Cabral: ex-governador acumula quase 190 anos de condenações (Wikimedia Commons/Creative Commons)
Agência Brasil
Publicado em 20 de março de 2019 às 20h56.
Após a 29ª denúncia do Ministério Público Federal do Rio de Janeiro (MPF-RJ) contra o ex-governador Sergio Cabral, a procuradora da República Fabiana Schneider detalhou hoje (20) as investigações em torno do caso e a surpresa da descoberta de recibos de pagamentos de propinas. Ela esclareceu que a ação foi motivada pela descoberta de que o ex-secretário da Casa Civil Régis Fichtner manteve as operações de lavagem do dinheiro, mesmo após a prisão em 2017 e posterior liberação no mesmo ano.
A exemplo de Cabral, Fichtner e o coronel da Polícia Militar Fernando França foram denunciados nesta quarta-feira. O ex-governador e o ex-secretário foram denunciados por lavagem de dinheiro e corrupção passiva, enquanto o coronel é apontado por envolvimento com organização criminosa. A procuradora ressaltou que havia um modo de atuar dos envolvidos, incluindo ofertas de dinheiro em malas e diálogos por telefone.
Para Fabiana Schneider, Fichtner mantinha contatos frequentes com Fernando França, que era o "mala", termo para designar o operador financeiro do ex-secretário. O fato provocou a segunda prisão dos dois no dia 15 de fevereiro, no âmbito da Operação Consigliere, um desdobramento da Lava Jato no Rio de Janeiro.
A procuradora mencionou a existência do depoimento de uma pessoa que trabalhou com Fichtner e Fernando França e que logo após a primeira prisão em 2017, foi procurada por um grupo oferecendo dinheiro. Segundo Fabiana Schneider, a oferta de dinheiro era em espécie e estava em uma mala.
"[A pessoa] recusou esse valor que não sabe quantificar. Demonstra que a organização estava preocupada, tanto Fichtner quanto França, com a possibilidade de pessoas que trabalharam com eles falarem a respeito das atividades desenvolvidas", disse a procuradora.
Fabiana Schneider, afirmou que durante o período em que trabalhou para os dois, França pediu a essa pessoa que abrisse uma conta bancária para os saques e depósitos em espécie. Porém, a sugestão não foi aceita, e a pessoa foi trabalhar em outro lugar.
Segundo a procuradora, há uma preocupação com a segurança dessa pessoa "Ela, neste momento, não está se sentindo ameaçada, mas é óbvio que estamos atentos e se tiver qualquer movimento ela tem todo direito de pedir proteção."

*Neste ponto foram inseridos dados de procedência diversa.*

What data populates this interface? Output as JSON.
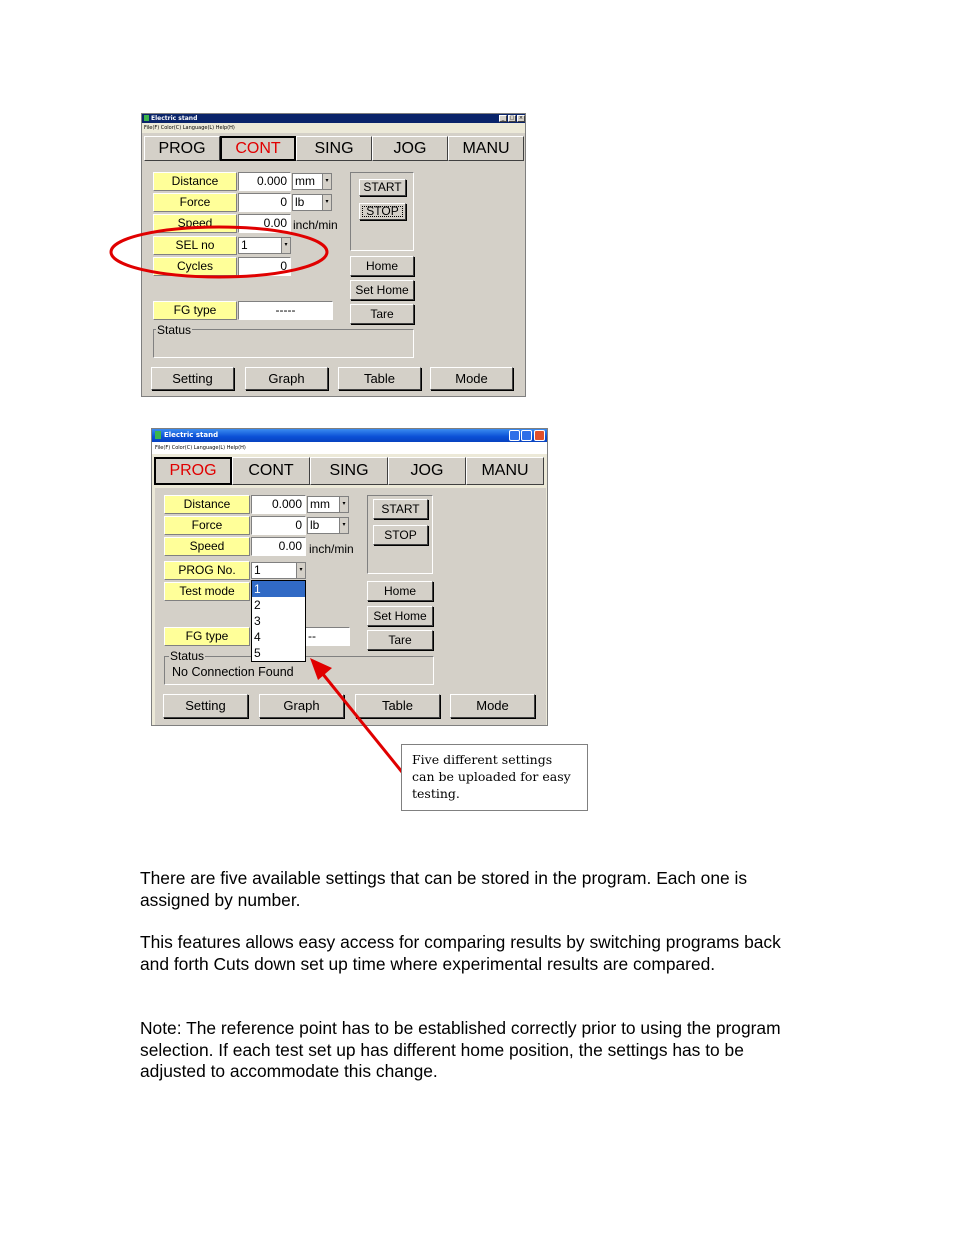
{
  "screen1": {
    "title": "Electric stand",
    "menu": "File(F)   Color(C)   Language(L)   Help(H)",
    "tabs": [
      "PROG",
      "CONT",
      "SING",
      "JOG",
      "MANU"
    ],
    "labels": {
      "distance": "Distance",
      "force": "Force",
      "speed": "Speed",
      "sel_no": "SEL  no",
      "cycles": "Cycles",
      "fg_type": "FG type",
      "status": "Status"
    },
    "values": {
      "distance": "0.000",
      "force": "0",
      "speed": "0.00",
      "sel_no": "1",
      "cycles": "0",
      "fg_type": "-----"
    },
    "units": {
      "distance": "mm",
      "force": "lb",
      "speed": "inch/min"
    },
    "buttons": {
      "start": "START",
      "stop": "STOP",
      "home": "Home",
      "set_home": "Set Home",
      "tare": "Tare",
      "setting": "Setting",
      "graph": "Graph",
      "table": "Table",
      "mode": "Mode"
    }
  },
  "screen2": {
    "title": "Electric stand",
    "menu": "File(F)   Color(C)   Language(L)   Help(H)",
    "tabs": [
      "PROG",
      "CONT",
      "SING",
      "JOG",
      "MANU"
    ],
    "labels": {
      "distance": "Distance",
      "force": "Force",
      "speed": "Speed",
      "prog_no": "PROG No.",
      "test_mode": "Test mode",
      "fg_type": "FG type",
      "status": "Status"
    },
    "values": {
      "distance": "0.000",
      "force": "0",
      "speed": "0.00",
      "prog_no": "1",
      "fg_type": "--"
    },
    "units": {
      "distance": "mm",
      "force": "lb",
      "speed": "inch/min"
    },
    "dropdown_options": [
      "1",
      "2",
      "3",
      "4",
      "5"
    ],
    "status_text": "No Connection Found",
    "buttons": {
      "start": "START",
      "stop": "STOP",
      "home": "Home",
      "set_home": "Set Home",
      "tare": "Tare",
      "setting": "Setting",
      "graph": "Graph",
      "table": "Table",
      "mode": "Mode"
    }
  },
  "callout": "Five different settings can be uploaded for easy testing.",
  "colors": {
    "highlight_circle": "#e00000",
    "arrow": "#e00000",
    "label_bg": "#ffff99",
    "active_tab": "#e00000"
  },
  "paragraphs": [
    "There are five available settings that can be stored in the program.  Each one is assigned by number.",
    "This features allows easy access for comparing results by switching programs back and forth   Cuts down set up time where experimental results are compared.",
    "Note:  The reference point has to be established correctly prior to using the program selection.  If each test set up has different home position, the settings has to be adjusted to accommodate this change."
  ]
}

Nos celulares apreendidos de Fichtner e França foram encontradas mais informações que ajudaram a compor a denúncia. "Deu para perceber que os dois continuavam conversando e juntos, o que mostra a perpetuação da organização criminosa e o ato que a gente imputa agora na denúncia que é lavagem de dinheiro na modalidade ocultação. Até a véspera da prisão eles continuavam conversando", afirmou.
Segundo a procuradora, a denúncia aponta o pagamento de vantagem indevida, ou seja, propina de R$ 4 milhões 897 mil. Ela disse que a forma como a propina foi entregue, utilizando doleiros, pessoa interposta, sempre dinheiro em espécie, em locais desvinculados do titular, no caso Régis Fichtner, gera a imputação de ato de lavagem.
"São 21 atos de corrupção e 21 atos de lavagem de dinheiro. Além disso, o França que o mala, o operador financeiro de Fichtner, foi denunciado por integrar a organização criminosa. Sergio Cabral que prestou depoimento frente ao Ministério Público Federal confirmando o pagamento de propina a Regis fica também foi denunciado porque anuiu com esses pagamentos", informou.
De acordo com Fabiana Schneider, na época da prisão de Fichtner em novembro de 2017, o MPF identificou o pagamento de propina de pouco mais de R$ 1,5 milhão, mas pelas informações obtidas por meio de colaborações e pelo cargo que ele ocupava havia um potencial de maiores valores das propinas.
A continuidade das investigações indicou um depósito, não revelado pela procuradora, onde havia um volume grande de caixas com documentos da Trans Expert, empresa de transporte de valores, inclusive no mercado paralelo de moedas estrangeiras.
Para a procuradora, os documentos encontrados no local não deixam dúvidas das operações para a lavagem e ocultação de dinheiro proveniente de propinas. Segundo ela, as caixas estavam identificadas com a palavra Insider, que era o codinome usado pelos doleiros Vinícius Claret, conhecido como Juca Bala e Cláudio Barboza, como Tony e ainda com o nome da corretora de valores Hoya, também usada por doleiros.
"Quando abrimos as caixas já tínhamos de cara os recibos de entrega. A gente sempre fala que propina não tem recibo de entrega. Nesse caso tinha. E a gente começou a ver que havia muitos endereços que já sabíamos que eram endereços de entrega de propina. Identificamos vários recibos com nomes Fernando a mando de Regis", disse.
De acordo com a procuradora, as provas identificadas pelas investigações são independentes e complementam-se. Segundo ela, indicam que houve um "efetivo pagamento de propina". "Pegamos esses documentos que estavam com o nome Insider e pensamos que os nomes também estariam no Bank Drop [sistema que envolve empresas offshores em diversos países], que era o sistema onde eles guardavam informações. De fato, na mesma data e endereço com recibo de entrega a mesma informação para Fernando a mando de Régis com o mesmo valor. São provas completamente independentes que se complementam e comprovam que houve efetivo pagamento da propina."
Cabral foi condenado a 198 anos e 6 meses de prisão na operação "lava jato". Ele está preso preventivamente desde novembro de 2016.
Fichtner e França estão em prisão preventiva no Complexo Penitenciário de Gericinó (Bangu), mesmo local onde Cabral está cumprindo pena.